Current research, according to the report, shows "the risk of serious impact on our planet if measures are not taken swiftly" to reduce CO2 and other greenhouse gas (GHG) emissions. Keeping this in mind, warn MEPs, existing climate change mitigation policies and related sustainable development practices will be "insufficient to reduce global greenhouse gas emissions over the next decades". The level of global GHG emissions "must be reduced by 50% to 85% compared to 2000 to avoid serious risks", they emphasise.
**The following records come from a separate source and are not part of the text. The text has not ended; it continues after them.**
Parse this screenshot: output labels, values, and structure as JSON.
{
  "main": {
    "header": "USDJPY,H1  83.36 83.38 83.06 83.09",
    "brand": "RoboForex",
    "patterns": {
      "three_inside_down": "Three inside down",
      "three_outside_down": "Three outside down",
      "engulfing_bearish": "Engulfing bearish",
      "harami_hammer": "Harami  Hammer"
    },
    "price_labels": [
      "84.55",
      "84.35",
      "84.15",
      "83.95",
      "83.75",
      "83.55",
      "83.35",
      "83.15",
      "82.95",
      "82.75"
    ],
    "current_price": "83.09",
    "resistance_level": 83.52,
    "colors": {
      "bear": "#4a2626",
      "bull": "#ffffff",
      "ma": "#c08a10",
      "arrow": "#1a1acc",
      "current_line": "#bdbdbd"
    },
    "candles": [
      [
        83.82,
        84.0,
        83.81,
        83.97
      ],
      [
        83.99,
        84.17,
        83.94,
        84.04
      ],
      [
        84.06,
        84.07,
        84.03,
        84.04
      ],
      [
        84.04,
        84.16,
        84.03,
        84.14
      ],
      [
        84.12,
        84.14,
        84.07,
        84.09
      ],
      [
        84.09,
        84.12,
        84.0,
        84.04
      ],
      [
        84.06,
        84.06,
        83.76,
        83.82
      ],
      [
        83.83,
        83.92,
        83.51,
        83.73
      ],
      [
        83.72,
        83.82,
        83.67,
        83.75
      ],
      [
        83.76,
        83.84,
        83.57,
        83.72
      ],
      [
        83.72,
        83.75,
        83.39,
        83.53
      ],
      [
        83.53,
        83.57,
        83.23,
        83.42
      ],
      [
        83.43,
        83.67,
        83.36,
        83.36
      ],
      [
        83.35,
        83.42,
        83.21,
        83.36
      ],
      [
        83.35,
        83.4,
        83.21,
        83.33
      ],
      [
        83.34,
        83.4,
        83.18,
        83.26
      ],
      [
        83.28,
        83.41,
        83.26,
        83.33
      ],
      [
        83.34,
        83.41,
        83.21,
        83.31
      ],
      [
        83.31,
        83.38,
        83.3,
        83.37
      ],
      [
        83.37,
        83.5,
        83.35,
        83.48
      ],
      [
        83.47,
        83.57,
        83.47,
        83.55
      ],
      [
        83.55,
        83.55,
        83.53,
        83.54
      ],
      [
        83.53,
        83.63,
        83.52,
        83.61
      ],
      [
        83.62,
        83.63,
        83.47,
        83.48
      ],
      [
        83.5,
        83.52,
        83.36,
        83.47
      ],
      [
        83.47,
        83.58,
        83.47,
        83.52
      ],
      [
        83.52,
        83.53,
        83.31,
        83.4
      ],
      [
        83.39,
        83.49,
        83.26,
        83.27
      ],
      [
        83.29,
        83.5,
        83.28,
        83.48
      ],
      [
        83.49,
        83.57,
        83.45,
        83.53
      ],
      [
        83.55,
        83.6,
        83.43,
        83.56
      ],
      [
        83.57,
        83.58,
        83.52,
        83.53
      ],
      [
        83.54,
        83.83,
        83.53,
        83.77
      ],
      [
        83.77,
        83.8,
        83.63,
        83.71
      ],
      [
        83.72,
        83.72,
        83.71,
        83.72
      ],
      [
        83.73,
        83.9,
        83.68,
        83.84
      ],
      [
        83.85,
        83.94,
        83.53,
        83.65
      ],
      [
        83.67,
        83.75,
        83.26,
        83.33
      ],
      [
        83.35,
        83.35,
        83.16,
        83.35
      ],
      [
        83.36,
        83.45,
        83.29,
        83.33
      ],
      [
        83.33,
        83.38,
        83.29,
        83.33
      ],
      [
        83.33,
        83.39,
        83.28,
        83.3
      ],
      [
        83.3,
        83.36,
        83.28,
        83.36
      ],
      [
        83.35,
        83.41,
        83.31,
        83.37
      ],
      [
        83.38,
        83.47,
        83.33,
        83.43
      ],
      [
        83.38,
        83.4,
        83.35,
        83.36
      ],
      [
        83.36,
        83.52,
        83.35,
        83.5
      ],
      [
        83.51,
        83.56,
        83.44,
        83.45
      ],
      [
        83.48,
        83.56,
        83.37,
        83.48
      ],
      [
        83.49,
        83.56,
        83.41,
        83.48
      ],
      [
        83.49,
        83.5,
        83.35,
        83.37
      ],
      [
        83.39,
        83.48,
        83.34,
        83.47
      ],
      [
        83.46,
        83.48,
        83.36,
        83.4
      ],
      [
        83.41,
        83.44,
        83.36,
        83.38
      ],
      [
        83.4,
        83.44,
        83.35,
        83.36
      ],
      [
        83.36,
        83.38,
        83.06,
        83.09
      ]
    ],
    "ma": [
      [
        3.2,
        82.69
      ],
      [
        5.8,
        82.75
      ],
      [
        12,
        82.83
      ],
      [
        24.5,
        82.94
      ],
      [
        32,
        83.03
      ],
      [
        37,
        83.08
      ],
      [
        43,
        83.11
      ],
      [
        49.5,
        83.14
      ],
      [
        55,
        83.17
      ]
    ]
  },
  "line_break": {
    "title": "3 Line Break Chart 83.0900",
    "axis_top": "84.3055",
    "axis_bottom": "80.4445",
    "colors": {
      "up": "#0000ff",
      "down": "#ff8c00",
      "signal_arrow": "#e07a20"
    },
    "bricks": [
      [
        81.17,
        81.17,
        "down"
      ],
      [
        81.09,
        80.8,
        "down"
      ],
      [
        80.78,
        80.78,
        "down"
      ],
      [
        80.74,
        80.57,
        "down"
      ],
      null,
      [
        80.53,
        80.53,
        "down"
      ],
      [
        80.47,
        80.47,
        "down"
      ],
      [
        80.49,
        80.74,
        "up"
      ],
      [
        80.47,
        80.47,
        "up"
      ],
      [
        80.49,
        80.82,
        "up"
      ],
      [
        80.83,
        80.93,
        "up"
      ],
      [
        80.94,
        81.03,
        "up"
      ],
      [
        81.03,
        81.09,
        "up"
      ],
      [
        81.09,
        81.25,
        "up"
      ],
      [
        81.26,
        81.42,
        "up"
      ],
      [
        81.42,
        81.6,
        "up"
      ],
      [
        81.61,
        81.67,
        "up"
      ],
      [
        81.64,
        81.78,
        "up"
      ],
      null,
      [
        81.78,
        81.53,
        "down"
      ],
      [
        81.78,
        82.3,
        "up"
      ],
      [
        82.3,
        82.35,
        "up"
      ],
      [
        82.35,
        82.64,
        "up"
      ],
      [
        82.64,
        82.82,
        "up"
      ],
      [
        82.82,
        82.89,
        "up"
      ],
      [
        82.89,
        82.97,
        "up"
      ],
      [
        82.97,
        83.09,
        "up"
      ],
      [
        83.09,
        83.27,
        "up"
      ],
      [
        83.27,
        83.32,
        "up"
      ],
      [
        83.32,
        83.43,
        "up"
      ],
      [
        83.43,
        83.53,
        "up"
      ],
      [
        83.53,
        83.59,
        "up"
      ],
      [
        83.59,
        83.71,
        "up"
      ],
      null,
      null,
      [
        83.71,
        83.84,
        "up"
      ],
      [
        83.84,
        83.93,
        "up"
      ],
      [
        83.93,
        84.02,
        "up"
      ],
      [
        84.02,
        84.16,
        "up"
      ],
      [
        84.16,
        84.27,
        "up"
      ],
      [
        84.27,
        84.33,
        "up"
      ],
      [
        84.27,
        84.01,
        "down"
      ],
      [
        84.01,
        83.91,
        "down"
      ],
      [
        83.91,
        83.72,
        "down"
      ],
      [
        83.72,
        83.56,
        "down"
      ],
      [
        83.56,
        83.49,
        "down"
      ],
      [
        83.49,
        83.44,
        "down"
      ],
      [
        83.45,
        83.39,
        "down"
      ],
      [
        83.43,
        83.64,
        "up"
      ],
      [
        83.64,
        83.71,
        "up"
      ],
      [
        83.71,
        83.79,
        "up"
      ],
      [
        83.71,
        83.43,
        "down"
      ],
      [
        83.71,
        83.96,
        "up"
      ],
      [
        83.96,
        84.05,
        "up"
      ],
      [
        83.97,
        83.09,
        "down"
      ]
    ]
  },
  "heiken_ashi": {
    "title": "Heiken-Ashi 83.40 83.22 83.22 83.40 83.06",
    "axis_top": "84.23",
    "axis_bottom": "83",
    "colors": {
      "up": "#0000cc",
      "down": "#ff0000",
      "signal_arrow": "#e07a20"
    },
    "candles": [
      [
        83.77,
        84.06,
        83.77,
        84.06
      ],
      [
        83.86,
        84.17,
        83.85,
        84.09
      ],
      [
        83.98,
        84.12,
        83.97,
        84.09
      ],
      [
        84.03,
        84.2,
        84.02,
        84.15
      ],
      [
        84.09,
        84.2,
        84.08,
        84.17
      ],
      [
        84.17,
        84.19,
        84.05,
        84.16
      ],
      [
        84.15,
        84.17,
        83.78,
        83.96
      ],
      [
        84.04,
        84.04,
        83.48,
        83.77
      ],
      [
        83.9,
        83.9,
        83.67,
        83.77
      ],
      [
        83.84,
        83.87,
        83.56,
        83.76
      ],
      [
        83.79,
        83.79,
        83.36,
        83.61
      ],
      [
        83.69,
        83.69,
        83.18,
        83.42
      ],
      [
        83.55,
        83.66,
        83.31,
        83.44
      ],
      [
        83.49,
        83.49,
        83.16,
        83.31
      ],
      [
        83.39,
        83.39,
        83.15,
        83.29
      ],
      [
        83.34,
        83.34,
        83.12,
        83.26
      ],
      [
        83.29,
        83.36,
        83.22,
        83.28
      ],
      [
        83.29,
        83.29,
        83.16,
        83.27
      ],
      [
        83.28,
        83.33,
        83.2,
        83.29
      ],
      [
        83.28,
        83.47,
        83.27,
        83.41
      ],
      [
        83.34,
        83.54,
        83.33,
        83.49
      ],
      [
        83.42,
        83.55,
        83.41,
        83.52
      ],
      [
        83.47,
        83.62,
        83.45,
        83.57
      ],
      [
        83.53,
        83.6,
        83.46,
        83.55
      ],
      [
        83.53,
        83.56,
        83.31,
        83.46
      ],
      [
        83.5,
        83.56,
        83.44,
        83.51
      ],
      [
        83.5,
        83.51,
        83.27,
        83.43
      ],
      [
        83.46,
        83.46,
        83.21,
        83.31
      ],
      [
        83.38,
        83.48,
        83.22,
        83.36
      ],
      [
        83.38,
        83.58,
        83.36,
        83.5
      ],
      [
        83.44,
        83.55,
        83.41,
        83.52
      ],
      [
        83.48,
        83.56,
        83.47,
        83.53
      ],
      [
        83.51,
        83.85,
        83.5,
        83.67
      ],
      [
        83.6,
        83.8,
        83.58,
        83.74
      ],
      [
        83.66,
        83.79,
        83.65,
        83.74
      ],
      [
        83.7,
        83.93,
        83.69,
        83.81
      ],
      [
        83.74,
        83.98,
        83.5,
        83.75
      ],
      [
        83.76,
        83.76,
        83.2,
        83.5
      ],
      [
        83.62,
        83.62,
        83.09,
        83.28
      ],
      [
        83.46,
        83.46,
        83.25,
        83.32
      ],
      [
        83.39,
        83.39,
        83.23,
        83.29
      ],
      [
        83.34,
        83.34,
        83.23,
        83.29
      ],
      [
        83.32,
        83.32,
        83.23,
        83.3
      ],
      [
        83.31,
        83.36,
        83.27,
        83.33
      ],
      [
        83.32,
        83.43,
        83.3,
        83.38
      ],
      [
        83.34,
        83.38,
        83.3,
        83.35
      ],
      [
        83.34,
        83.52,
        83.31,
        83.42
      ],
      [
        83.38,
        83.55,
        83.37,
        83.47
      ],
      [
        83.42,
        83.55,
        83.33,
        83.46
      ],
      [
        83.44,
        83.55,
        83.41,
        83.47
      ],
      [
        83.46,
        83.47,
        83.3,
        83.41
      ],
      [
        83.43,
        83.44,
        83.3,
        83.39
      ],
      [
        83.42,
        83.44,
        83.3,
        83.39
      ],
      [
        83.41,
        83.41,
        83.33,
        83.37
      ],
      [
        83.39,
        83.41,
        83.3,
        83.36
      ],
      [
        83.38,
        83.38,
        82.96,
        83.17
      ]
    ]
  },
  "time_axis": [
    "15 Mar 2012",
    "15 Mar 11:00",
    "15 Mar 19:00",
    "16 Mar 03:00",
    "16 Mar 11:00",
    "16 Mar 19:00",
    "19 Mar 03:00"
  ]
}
Although most EU Member States are making "good or even excellent progress" in their efforts to comply with their burden-sharing targets – thus "raising the likelihood that the EU will reach its Kyoto target by 2012" – they will have to reduce emissions "in a more ambitious way" to meet long-term EU targets.
In as much as they reiterate their commitment to the EU's objective of limiting the global temperature increase to less than 2°C above pre-industrial levels, MEPs believe that efforts to curb emissions should aim at staying "well below the 2°C target". Such a level of warming, they conclude, "would already heavily impact on our society"
Something for the sceptics
Although MEPs acknowledge that scientific progress "has always been marked by uncertainties," they regard the science of climate change "as sufficiently settled" and criticise "scientifically unsubstantiated efforts to portray the results of studies into the causes and effects of climate change as doubtful, uncertain or questionable". The underlying causes of global warming, they affirm elsewhere, "are predominantly man-made."
Wanted: more research on biofuels’ environmental impact
Finally, the text calls for "additional research into the impact of the policy of promoting biofuels and their effects on the increase of deforestation, the expansion of cultivated land and world food supplies".